By Ryan Zahrai, the founder of Zed Law
AI’s potential to reshape the Australian legal industry isn’t theoretical. It’s already happening. But most firms are missing the real upside. This isn’t about shaving a few hours off admin. It’s about unlocking speed, scale and certainty – so clients can close deals, move money, hire faster and get the green light without lawyers getting in the way.
Legal shouldn’t be a blocker. Too often, it is. Contract redlines stall deals. Advice turnaround kills momentum. Scope drift drags out matters that should’ve closed days earlier. And nobody – particularly a commercial client – wants to hear the delay was “because legal hasn’t looked at it yet.”
That’s where AI comes in; as a layer that accelerates the legal process from end to end without replacing the lawyers. The right kind of model gets you from raw input to a 70-80 percent legal outcome in seconds. It drafts the document, frames the risk, narrows the issues and even proposes next steps, even before a lawyer touches it.
The lawyer then steps in to fine tune and finalise it.
Done correctly, this changes the game. Legal becomes a speed enabler, not a bottleneck. And when you speed up the legals, you speed up everything. Deals close faster, product launches stay on track, procurement clears sooner, and cash hits earlier.
Firms can equip and empower their teams to use AI as a tool for deeper, more strategic work, rather than seeing it as a threat.
Where AI makes sense
Here’s what every lawyer should already be using appropriately configured AI for:
- Issue framing and matter scoping. Before you research anything, AI should outline the risk, the likely legal position, and the available levers. This lets lawyers focus on judgement, not discovery.
- Drafting documents and advice notes. Contracts, memos, scopes, emails, HR advice, IP summaries; AI should handle the first pass. With customised prompts across the firm, it’s faster, cheaper and improves consistency.
- Client-side automation. Intake forms, risk triage, matter classification, quote generation – AI should sit inside your operating system and streamline every recurring decision.
Trust still starts with humans
That’s where the ethical layer matters, because none of this works without trust and human lawyers are still the ethical compass in any legal matter.
AI can’t replace your litigation team. It can’t parse judicial reasoning or apply the kind of strategic judgement needed in complex, high-risk disputes. And it can’t protect confidential material the way lawyers can.
If you’re uploading sensitive litigation material or commercial strategy into a third-party model, you need to understand the risk.
Even Sam Altman flagged this. The issue isn’t model leakage; its compulsion.
If a regulator or court compels an AI vendor to hand over stored prompts or user input, the current position of the legal framework indicates that they would have to comply. At least until this is properly tested, we have to assume that they can’t claim legal privilege like law firms can. That distinction matters, especially when sensitive commercial or litigation material is involved.
That’s why AI tools used in legal work must sit on an advice-specific layer, with client consent and clear boundaries.

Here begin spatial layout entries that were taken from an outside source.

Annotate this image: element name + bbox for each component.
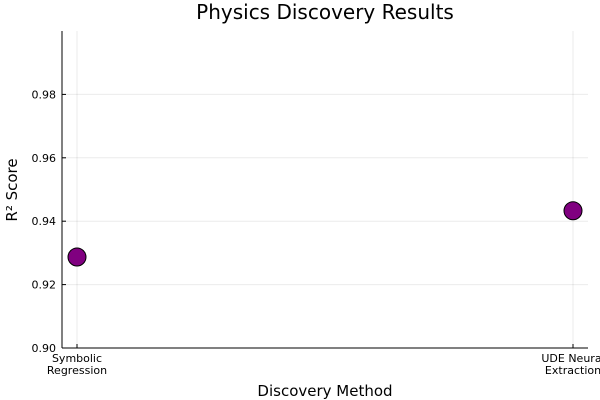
y-tick-label: 0.98: [32, 88, 57, 101]
y-tick-label: 0.90: [32, 342, 57, 355]
ticks: 0.90 0.92 0.94 0.96 0.98 Symbolic Regression UD…: [32, 88, 600, 377]
x-tick-label: Symbolic Regression: [47, 352, 107, 377]
y-tick-label: 0.96: [32, 152, 57, 165]
grid-lines: [62, 31, 588, 349]
y-axis-label: R² Score: [3, 158, 21, 221]
data-point: [563, 201, 583, 221]
y-tick-label: 0.94: [32, 215, 57, 228]
y-tick-label: 0.92: [32, 279, 57, 292]
x-tick-label: UDE Neural Extraction: [541, 352, 600, 377]
x-axis-label: Discovery Method: [257, 382, 392, 400]
data-points: [67, 201, 583, 267]
data-point: [67, 247, 87, 267]
axes: [61, 31, 588, 349]
chart-title: Physics Discovery Results: [196, 0, 454, 24]
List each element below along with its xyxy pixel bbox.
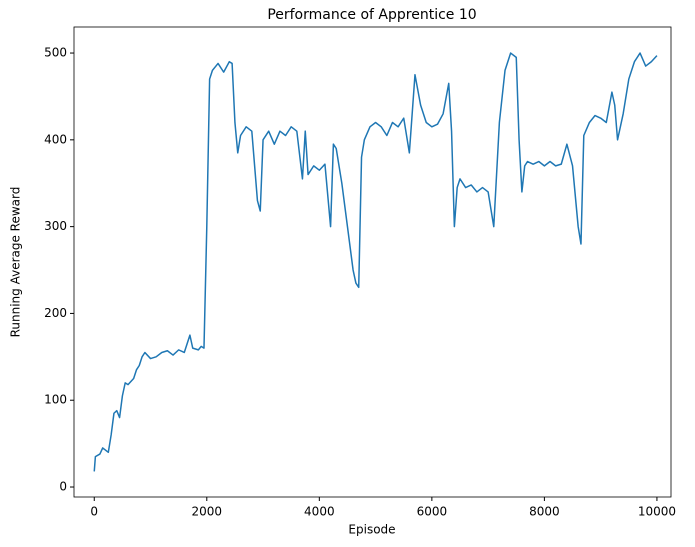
y-tick-label: 500 bbox=[44, 46, 67, 60]
x-tick-label: 4000 bbox=[304, 505, 335, 519]
y-tick-label: 0 bbox=[59, 480, 67, 494]
y-tick-label: 300 bbox=[44, 219, 67, 233]
x-tick-label: 8000 bbox=[529, 505, 560, 519]
y-tick-label: 200 bbox=[44, 306, 67, 320]
x-tick-label: 0 bbox=[90, 505, 98, 519]
x-tick-label: 2000 bbox=[192, 505, 223, 519]
x-tick-label: 6000 bbox=[417, 505, 448, 519]
x-tick-label: 10000 bbox=[638, 505, 676, 519]
x-axis-label: Episode bbox=[348, 523, 395, 537]
plot-frame bbox=[73, 26, 672, 498]
chart-title: Performance of Apprentice 10 bbox=[267, 7, 476, 23]
data-line bbox=[93, 52, 658, 472]
y-axis-label: Running Average Reward bbox=[9, 187, 23, 338]
y-tick-label: 100 bbox=[44, 393, 67, 407]
y-tick-label: 400 bbox=[44, 132, 67, 146]
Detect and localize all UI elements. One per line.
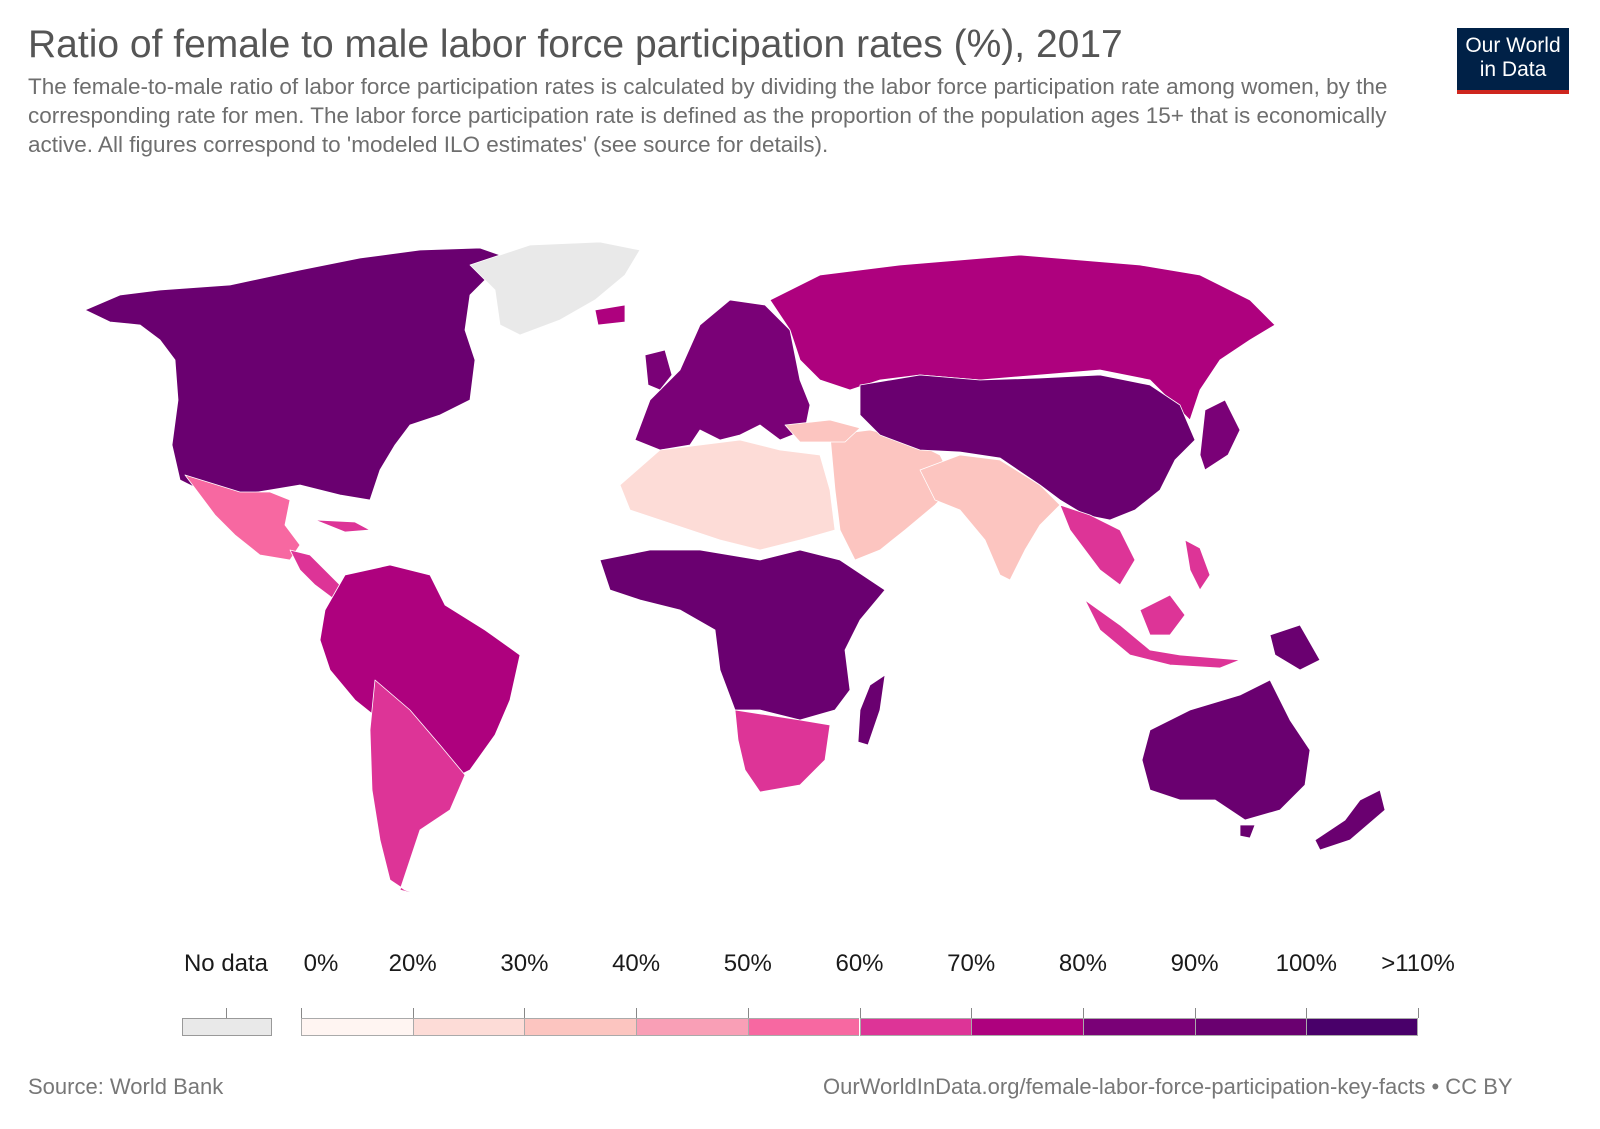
legend-swatch[interactable] <box>412 1018 525 1036</box>
region-north-africa[interactable] <box>619 439 836 551</box>
region-south-america-south[interactable] <box>369 679 466 896</box>
region-australia[interactable] <box>1141 679 1311 821</box>
legend-swatch[interactable] <box>971 1018 1083 1036</box>
legend-nodata-label: No data <box>183 950 269 977</box>
region-sub-saharan-africa[interactable] <box>599 549 886 721</box>
legend-swatch[interactable] <box>1306 1018 1418 1036</box>
legend-tick <box>1082 1008 1084 1018</box>
legend-swatch[interactable] <box>747 1018 860 1036</box>
legend-tick <box>524 1008 526 1018</box>
legend-tick <box>971 1008 973 1018</box>
region-iceland[interactable] <box>594 304 626 326</box>
region-south-america-north[interactable] <box>319 564 521 786</box>
legend-label: 90% <box>1170 950 1219 977</box>
legend-label: 0% <box>303 950 339 977</box>
legend-label: 80% <box>1058 950 1107 977</box>
legend-swatch[interactable] <box>1194 1018 1307 1036</box>
region-china[interactable] <box>859 374 1196 521</box>
legend-tick <box>747 1008 749 1018</box>
region-uk[interactable] <box>644 349 673 391</box>
region-borneo[interactable] <box>1139 594 1186 636</box>
region-south-asia[interactable] <box>919 454 1061 581</box>
legend-label: 20% <box>388 950 437 977</box>
legend-label: 70% <box>947 950 996 977</box>
region-southern-africa[interactable] <box>734 709 831 793</box>
legend-label-end: >110% <box>1381 950 1455 977</box>
legend: No data 0% 20% 30% 40% 50% 60% 70% 80% 90% 100% >1… <box>0 950 1600 1040</box>
legend-tick <box>636 1008 638 1018</box>
legend-nodata-swatch[interactable] <box>182 1018 272 1036</box>
region-southeast-asia[interactable] <box>1059 504 1136 586</box>
logo-line-1: Our World <box>1465 34 1561 57</box>
region-caribbean[interactable] <box>314 519 371 533</box>
legend-label: 100% <box>1275 950 1337 977</box>
region-north-america[interactable] <box>84 247 501 501</box>
region-new-zealand[interactable] <box>1314 789 1386 851</box>
source-url[interactable]: OurWorldInData.org/female-labor-force-pa… <box>823 1074 1513 1099</box>
owid-logo[interactable]: Our World in Data <box>1457 28 1569 94</box>
region-madagascar[interactable] <box>857 674 886 746</box>
legend-swatch[interactable] <box>1082 1018 1195 1036</box>
legend-label: 40% <box>612 950 661 977</box>
legend-nodata-tick <box>226 1008 227 1018</box>
region-russia[interactable] <box>769 254 1276 421</box>
chart-title: Ratio of female to male labor force part… <box>28 23 1123 66</box>
legend-swatch[interactable] <box>636 1018 748 1036</box>
region-japan[interactable] <box>1199 399 1241 471</box>
source-note: Source: World Bank <box>28 1074 224 1099</box>
legend-swatch[interactable] <box>859 1018 972 1036</box>
world-map <box>84 241 1386 896</box>
region-tasmania[interactable] <box>1239 824 1256 839</box>
chart-subtitle: The female-to-male ratio of labor force … <box>28 74 1388 157</box>
logo-line-2: in Data <box>1479 58 1547 81</box>
legend-tick <box>1194 1008 1196 1018</box>
legend-tick <box>859 1008 861 1018</box>
region-png[interactable] <box>1269 624 1321 671</box>
legend-tick <box>1418 1008 1419 1018</box>
legend-tick <box>1306 1008 1308 1018</box>
legend-tick <box>301 1008 302 1018</box>
region-greenland[interactable] <box>469 241 641 336</box>
legend-label: 60% <box>835 950 884 977</box>
region-turkey[interactable] <box>784 419 861 443</box>
legend-label: 50% <box>723 950 772 977</box>
region-europe[interactable] <box>634 299 811 451</box>
legend-tick <box>412 1008 414 1018</box>
region-indonesia[interactable] <box>1084 599 1241 669</box>
legend-swatch[interactable] <box>301 1018 413 1036</box>
legend-swatch[interactable] <box>524 1018 637 1036</box>
legend-label: 30% <box>500 950 549 977</box>
region-philippines[interactable] <box>1184 539 1211 591</box>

Clients need to know when their data is being handled by tools that might be discoverable.
I may get cancelled for saying this, but most legal work isn’t sensitive. For the vast majority of commercial, corporate and advisory work the risk is minimal. It’s repetitive, operational and transactional. And that’s exactly where AI should be deployed; confidently and at scale.
The real value of AI in law isn’t cost reduction – it’s business acceleration. The faster we get to legal certainty, the faster a company can sign the deal, onboard the client, ship the product or close the round. That’s what clients care about. And that’s what AI enables.
It also forces a rethink on pricing. Clients don’t want hours; they want outcomes. If a smart AI plus human review can deliver that in 30 minutes instead of three days, then why are we still billing by the hour? Billing by the service then becomes possible, and makes sense for the client and the firm.
The Australian legal industry is sitting at a commercial inflection point. Efficiency isn’t the prize anymore. Speed to certainty is. That’s the unlock, and the future of legal.
Firms that build for it now will lead the next wave.
Not because they used AI. But because they used it right.